Frontier models are really big. And they are all really linear algebra. Even more precisely they are just multiplying matrices. What if we just made logic chips to just do that? Well, we already have optimized AI chips, Nvidia GPUs are no longer general-purpose chips that also go in gaming PCs. They’ve optimized the chip and server to run lots of matrix multiplications really fast. Google's TPUs, now in their fourth generation, have shown consistent improvements in computation efficiency, with TPU v4 pods delivering more than 1 exaflop of compute power. Every generation from Nvidia, Google, and AMD improves performance per watt.
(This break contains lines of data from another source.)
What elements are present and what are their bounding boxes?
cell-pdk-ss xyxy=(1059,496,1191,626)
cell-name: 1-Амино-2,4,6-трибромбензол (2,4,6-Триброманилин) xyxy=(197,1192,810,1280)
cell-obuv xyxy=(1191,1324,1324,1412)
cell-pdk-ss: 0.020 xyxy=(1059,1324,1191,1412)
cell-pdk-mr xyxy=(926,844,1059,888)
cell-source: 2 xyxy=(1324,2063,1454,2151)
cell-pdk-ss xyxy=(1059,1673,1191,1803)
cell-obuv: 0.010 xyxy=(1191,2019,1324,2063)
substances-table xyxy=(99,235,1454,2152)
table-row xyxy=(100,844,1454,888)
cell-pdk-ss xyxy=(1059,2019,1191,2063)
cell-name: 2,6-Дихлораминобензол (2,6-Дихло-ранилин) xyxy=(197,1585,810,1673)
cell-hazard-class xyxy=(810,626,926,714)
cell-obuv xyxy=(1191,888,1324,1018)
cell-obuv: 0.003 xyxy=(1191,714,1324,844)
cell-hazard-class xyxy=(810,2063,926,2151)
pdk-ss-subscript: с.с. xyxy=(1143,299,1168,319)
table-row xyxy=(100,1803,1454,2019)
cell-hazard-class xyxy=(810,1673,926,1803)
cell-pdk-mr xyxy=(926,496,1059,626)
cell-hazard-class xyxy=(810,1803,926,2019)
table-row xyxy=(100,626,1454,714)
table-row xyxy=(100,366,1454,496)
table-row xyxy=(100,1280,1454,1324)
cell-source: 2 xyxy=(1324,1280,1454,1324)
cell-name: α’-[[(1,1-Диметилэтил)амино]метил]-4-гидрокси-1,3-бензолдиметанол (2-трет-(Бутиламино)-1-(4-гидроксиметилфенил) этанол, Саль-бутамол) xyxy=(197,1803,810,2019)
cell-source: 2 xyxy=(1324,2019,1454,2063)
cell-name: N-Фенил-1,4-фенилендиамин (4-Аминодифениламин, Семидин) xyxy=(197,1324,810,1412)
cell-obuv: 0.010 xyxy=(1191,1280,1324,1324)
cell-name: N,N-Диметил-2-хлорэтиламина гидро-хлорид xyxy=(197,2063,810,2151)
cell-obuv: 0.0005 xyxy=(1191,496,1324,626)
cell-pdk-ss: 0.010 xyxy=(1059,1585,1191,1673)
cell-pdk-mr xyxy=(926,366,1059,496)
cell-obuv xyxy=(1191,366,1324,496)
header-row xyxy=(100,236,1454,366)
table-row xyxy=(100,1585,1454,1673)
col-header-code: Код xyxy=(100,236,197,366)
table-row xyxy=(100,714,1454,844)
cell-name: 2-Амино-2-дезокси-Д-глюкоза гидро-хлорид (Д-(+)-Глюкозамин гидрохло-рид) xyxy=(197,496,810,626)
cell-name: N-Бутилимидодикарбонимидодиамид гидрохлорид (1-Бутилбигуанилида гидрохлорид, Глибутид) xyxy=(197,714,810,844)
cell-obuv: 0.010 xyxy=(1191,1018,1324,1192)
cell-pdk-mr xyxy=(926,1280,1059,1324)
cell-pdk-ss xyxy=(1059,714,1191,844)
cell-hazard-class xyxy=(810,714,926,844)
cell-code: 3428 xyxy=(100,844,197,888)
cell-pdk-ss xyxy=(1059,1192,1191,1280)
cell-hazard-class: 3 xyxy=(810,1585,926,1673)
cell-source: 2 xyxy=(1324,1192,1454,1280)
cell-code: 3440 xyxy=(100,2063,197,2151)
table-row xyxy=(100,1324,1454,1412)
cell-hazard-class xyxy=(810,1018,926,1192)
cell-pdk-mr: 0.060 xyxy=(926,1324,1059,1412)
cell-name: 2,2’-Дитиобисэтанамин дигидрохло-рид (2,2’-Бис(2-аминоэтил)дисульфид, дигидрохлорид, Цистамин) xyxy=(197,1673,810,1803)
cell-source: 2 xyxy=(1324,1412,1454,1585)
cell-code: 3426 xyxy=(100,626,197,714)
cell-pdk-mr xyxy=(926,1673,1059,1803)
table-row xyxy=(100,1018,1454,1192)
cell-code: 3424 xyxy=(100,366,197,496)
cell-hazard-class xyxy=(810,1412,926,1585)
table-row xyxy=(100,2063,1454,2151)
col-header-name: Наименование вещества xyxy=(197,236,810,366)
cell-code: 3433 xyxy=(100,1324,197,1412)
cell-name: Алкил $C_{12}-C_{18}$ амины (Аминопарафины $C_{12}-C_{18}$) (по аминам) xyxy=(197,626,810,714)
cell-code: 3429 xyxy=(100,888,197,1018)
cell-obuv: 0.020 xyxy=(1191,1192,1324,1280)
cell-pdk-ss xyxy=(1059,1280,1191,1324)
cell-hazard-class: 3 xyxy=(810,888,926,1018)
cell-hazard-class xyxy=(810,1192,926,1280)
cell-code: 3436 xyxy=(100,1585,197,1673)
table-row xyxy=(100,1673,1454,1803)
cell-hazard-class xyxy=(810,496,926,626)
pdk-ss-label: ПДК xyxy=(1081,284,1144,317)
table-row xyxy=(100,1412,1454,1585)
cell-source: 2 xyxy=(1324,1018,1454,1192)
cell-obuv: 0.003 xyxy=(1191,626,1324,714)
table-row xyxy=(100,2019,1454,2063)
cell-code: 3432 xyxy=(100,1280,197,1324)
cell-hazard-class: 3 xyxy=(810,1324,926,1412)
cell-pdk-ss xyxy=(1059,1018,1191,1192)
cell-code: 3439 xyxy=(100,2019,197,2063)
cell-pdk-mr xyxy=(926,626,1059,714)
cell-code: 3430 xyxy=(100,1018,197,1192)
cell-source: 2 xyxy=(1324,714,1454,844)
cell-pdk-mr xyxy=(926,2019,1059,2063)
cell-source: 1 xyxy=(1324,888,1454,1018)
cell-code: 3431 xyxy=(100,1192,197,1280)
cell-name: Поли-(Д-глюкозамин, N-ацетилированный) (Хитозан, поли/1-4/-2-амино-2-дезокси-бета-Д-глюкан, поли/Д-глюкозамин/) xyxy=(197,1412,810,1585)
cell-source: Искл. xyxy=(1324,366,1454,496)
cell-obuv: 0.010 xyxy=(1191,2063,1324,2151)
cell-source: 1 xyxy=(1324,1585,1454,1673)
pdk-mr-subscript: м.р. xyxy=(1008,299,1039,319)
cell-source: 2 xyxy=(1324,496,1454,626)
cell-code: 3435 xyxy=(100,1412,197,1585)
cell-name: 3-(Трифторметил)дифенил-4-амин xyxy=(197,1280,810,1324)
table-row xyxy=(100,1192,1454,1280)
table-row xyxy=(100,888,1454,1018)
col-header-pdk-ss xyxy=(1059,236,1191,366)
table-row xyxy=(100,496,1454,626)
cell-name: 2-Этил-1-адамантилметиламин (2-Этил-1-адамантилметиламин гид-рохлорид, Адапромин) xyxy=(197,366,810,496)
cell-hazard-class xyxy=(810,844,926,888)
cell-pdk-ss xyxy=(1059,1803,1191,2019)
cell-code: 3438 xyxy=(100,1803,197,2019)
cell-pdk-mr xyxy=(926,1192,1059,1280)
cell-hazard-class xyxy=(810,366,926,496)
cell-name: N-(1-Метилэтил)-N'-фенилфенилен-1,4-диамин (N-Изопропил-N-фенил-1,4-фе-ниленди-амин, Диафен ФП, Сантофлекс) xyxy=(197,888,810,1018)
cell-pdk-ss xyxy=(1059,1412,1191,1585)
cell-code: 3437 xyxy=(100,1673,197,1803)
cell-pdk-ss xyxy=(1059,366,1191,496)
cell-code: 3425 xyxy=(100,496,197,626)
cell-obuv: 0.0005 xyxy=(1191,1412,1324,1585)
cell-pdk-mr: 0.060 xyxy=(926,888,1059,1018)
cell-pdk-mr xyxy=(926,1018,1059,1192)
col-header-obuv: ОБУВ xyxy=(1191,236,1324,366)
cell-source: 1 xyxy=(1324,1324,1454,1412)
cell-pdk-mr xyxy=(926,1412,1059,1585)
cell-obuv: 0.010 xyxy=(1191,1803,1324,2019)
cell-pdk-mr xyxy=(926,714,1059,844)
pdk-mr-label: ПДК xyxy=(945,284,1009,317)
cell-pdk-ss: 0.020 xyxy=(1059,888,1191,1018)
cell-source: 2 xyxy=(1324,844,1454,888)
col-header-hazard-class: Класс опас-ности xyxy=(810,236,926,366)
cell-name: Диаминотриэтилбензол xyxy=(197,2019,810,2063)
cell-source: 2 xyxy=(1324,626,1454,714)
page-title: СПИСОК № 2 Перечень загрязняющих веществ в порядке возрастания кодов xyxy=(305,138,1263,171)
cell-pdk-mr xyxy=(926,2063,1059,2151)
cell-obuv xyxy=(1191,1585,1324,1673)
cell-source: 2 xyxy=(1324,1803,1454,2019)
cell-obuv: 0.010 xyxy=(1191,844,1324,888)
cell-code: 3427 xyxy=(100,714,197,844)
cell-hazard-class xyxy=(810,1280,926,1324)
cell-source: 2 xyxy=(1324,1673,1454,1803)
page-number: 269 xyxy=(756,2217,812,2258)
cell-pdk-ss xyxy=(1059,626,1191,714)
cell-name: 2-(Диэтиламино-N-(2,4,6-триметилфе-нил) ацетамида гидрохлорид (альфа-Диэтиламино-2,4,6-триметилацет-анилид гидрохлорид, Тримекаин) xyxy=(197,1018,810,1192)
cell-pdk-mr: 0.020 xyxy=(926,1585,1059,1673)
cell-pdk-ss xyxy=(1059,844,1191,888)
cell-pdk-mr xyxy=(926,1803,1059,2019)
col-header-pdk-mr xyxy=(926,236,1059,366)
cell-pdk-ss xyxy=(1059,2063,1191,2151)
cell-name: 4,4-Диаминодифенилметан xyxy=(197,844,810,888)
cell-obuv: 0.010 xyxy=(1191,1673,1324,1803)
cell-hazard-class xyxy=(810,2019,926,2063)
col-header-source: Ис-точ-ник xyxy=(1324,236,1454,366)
We already have Groq, Cerebras, Tenstorrent, SambaNova all competing with Nvidia with “more” optimized designs. Others like D-Matrix and Rain are using digital in-memory designs to reduce latency and power consumption. Etched.ai is going all in on the transformer ASICs. But for your run-of-the-mill 5x better performance or power consumption, you are ngmi on margins versus Nvidia scale and CUDA moat. So I’m looking for that 10x or 100x leap forward in performance to make the extra cost and hassle of switching worth it. Honestly, for datacentre scale, your analog or neuromorphics will get crushed on performance. I’m looking at photonic chips and then, while we are on it, let’s go all in and aim for the Landauer limit and make computations reversible or compute with time instead? Incremental gains are not taking us to the places we want to go. Everything’s on the table to build our new God.

Opportunities

Photonic chips

Reversible computing

Temporal computing

Others

Open Questions

  1. What specific architectural innovations and manufacturing processes are required for emerging analog AI processors to achieve >10 TOPS/W (Tera Operations Per Second per Watt) efficiency while maintaining accuracy within 1% of state-of-the-art digital implementations for convolutional neural networks and transformer models?
  2. What innovations in reversible logic gate design can reduce the energy-delay product below 10^-21 J·s for arithmetic operations in deep neural network accelerators?
  3. How can we implement efficient, low-latency interfaces between superconducting quantum processors and room-temperature CMOS circuits to enable hybrid classical-quantum algorithms for machine learning tasks?
  4. What compiler optimizations and intermediate representations are needed to efficiently map tensor operations from popular deep learning frameworks onto novel neuromorphic architectures with >1 million spiking neurons?
  5. How can we design scalable interconnect topologies that maintain <100 ns end-to-end latency for distributed training of transformer models across heterogeneous compute nodes combining GPUs, TPUs, and photonic accelerators?